While Clemson won the championship game, Alabama remains the best team of 2016 in the QPRS College Football Ratings. Lest I be accused of bias in that Alabama is indeed my alma mater, I will point out that more than two thirds of the individual math-formula rating systems carried by Massey Ratings (http://www.masseyratings.com/cf/compare.htm) all agree Alabama was the top 2016 team. This is not surprising. Alabamas sole loss came in the championship game against Clemson (14-1) while Clemsons only loss was during the regular season to Pittsburgh (8-5). Alabama won ALL but ONE of its games (against Mississippi) by a margin of more than a 7-point TD/PAT. Clemson, however, won almost half of its games this year by only 7 Points or less! Both Alabama and Clemson had very similar schedule strengths and their relative Points Fielded on Offense were also quite close but where Alabama was in a league of its own was in Points Allowed its defense only gave up 195 points in 15 games! 2016 was definitely Coach Nick Sabans strongest Alabama team to date and it ranks as the 10th greatest college football team ever since 1920 in the QPRS Top 100 College Football Team rankings. 2016 Clemson ranks as the 16th greatest team since 1920 and is the highest ranked Clemson team of all time (the 1981 Clemson Tiger national champions, for example, are ranked 79th in the Top 100.)

Be aware that contests which depend on single-game results do not guarantee that the best team or competitor over an entire year will win the championship event. The Super Bowl winner has not always been the best season-long NFL team either for that matter. Playoffs exist to create buzz, sell tickets and additional advertising , but they can often skew who is best based on a thorough analysis of the results of an entire 12 to 16 game regular season. (The Chase in NASCAR auto racing was similarly devised to create artificial excitement with a reset at the end of the regular racing season but especially, to sell more tickets and create more televised advertising opportunity.)

## Commentary on 2017 Season

Alabama has won its fifth national championship title under Coach Nick Saban. Alabama during the first half of the season looked totally unstoppable. Then something happened in a few of the latter games where they had to work harder to get the win (notably Miss. St.) and then came the loss at Auburn. Some will say it was because the opponents got tougher but the previously mighty offense was slowing a bit. Was it the play calling? Was QB Jalen Hurts taking longer to make decisions after the snap, was he being too cautious or unable to find the gaps as quickly as before when forced to scramble?

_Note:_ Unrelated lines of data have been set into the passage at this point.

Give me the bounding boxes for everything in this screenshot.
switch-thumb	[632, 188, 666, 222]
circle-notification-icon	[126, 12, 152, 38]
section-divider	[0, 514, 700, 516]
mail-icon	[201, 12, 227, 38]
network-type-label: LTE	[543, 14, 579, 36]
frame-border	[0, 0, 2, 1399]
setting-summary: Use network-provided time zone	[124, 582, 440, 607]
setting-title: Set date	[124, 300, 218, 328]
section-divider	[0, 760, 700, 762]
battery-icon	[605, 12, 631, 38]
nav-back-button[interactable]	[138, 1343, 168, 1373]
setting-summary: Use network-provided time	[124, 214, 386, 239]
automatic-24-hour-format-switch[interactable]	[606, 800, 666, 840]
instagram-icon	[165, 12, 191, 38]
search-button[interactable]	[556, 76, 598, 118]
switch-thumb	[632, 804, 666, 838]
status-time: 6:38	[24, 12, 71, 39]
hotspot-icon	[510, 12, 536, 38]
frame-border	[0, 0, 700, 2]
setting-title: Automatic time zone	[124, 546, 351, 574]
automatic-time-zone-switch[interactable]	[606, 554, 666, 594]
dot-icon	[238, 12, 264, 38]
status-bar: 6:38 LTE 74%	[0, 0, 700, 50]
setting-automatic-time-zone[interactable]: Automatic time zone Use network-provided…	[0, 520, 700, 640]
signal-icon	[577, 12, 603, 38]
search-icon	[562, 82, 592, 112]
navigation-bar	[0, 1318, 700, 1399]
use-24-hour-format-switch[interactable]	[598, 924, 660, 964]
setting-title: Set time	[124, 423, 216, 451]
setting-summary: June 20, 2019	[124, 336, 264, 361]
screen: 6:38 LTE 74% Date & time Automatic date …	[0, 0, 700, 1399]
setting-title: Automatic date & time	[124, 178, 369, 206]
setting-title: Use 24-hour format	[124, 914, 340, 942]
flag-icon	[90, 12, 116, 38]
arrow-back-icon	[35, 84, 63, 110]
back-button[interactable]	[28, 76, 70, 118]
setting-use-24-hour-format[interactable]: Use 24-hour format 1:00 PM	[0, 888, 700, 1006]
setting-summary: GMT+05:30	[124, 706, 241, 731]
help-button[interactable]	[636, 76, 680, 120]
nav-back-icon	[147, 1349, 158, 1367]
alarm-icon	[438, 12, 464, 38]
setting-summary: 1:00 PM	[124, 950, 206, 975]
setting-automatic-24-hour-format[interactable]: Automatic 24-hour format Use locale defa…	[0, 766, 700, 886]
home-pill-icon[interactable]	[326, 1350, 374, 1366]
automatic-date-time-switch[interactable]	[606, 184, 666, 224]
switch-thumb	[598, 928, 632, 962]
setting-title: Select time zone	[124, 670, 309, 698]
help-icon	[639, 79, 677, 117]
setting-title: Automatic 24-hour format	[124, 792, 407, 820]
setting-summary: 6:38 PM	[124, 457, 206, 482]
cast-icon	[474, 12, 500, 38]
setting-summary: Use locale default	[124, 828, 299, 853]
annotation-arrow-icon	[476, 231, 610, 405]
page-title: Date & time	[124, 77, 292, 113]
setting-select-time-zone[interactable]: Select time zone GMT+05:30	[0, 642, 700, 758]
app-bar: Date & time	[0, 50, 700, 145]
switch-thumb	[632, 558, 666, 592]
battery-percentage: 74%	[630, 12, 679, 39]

In the second half of the championship game against Georgia, Saban took the gamble of taking Hurts out and putting in Freshman QB Tua Tagovailoa who proved remarkably clear-headed and precise in his passing when thrown into such a high-stakes situation. Does this mean he automatically gets to be the starting quarterback at Alabama in 2018? Not so fast. There is actually a very strong argument for Alabama to have two starting quarterbacks given what very different strengths Hurts and Tagovailoa each bring to the table. They should be used interchangeably depending upon the defensive strengths of each opposing team they will face, the given situation as the game progresses, and to some extent, to keep the opponent guessing who they will face and what kind of play calling changes may come with each QB substitution. I am usually not in favor of a two-quarterback starting situation but these two particular QB's could make a very powerful argument for such an arrangement next season.

The SEC was no longer the all-dominant conference we have seen in recent years past. The Big 10 was probably the strongest overall in 2017 with Wisconsin, Ohio State, Penn State, Northwestern and Michigan State all posting very impressive records. There is also increasing parity between the 'Power 5' conferences (ACC, Big 12, Big 10, Pac 12 and SEC) and select schools from the next conferences, most notably the American Athletic Conference and Mountain West. Undefeated Central Florida is naturally disappointed not to have been given a chance to be in the College Football Playoff but, not to take away from its remarkable year, there is a difference between playing almost every weekend against 'Power 5' caliber opponents versus once or twice in a season. With regard to schedule strengths, schools like Maryland, Notre Dame, and Iowa faced some of the toughest schedules this past year.

I am still not in favor of a College Football Playoff as the method of selecting the college National Champion each year. I am not a big fan of ranking a team based only on 'who beat who' on any single day. The winner was certainly the better team during those sixty minutes of play but if the match-up were repeated 100 times, which team would win the majority of the time? That would be a much more representative result. The NFL team which wins the Super Bowl is not always the best NFL team that year - it is the one which avoided injuries to significant players and which has hit its stride as a cohesive unit toward the end of the season. A wild-card team that finally gets 'hot' at the end of the year can win the Super Bowl by beating a team with a 14-2 regular season record but which is now plagued with injuries and/or not playing as well as they did in early-mid season. In all the systems out there, from pre-season AP polls which create a flawed ranking based on no scientific evidence (but which can skew the standings for the rest of the season) to playoffs (or the NASCAR 'chase' if you like), the end of the year for no good reason becomes much more important than the beginning . Playoffs like the Super Bowl and the 4-team college playoff exist to get the public excited but mostly to make more money for TV networks, sponsors, etc. We are kidding ourselves if we think they are seriously designed to identify which was the best football team for that entire year. The only playoff system (or 'who beat who' method) which has any semblance of validity would be a Swiss round-robin system (such as is used in some chess tournaments) where from the outset, winners keep playing winners while losers are increasingly relegated to playing other losers and that is how over several rounds, a pyramid of top players develops. That would be too unwieldy in football given conference alignments, schedules determined years in advance, not to mention distances covered. The BCS era was probably the closest we came to identifying the best year-long teams. The average of the different computer systems that were used as a part of the BCS also eliminated human bias although no system had a perfect math algorithm for measuring football strength - that is why an average of several systems was wisely put into place.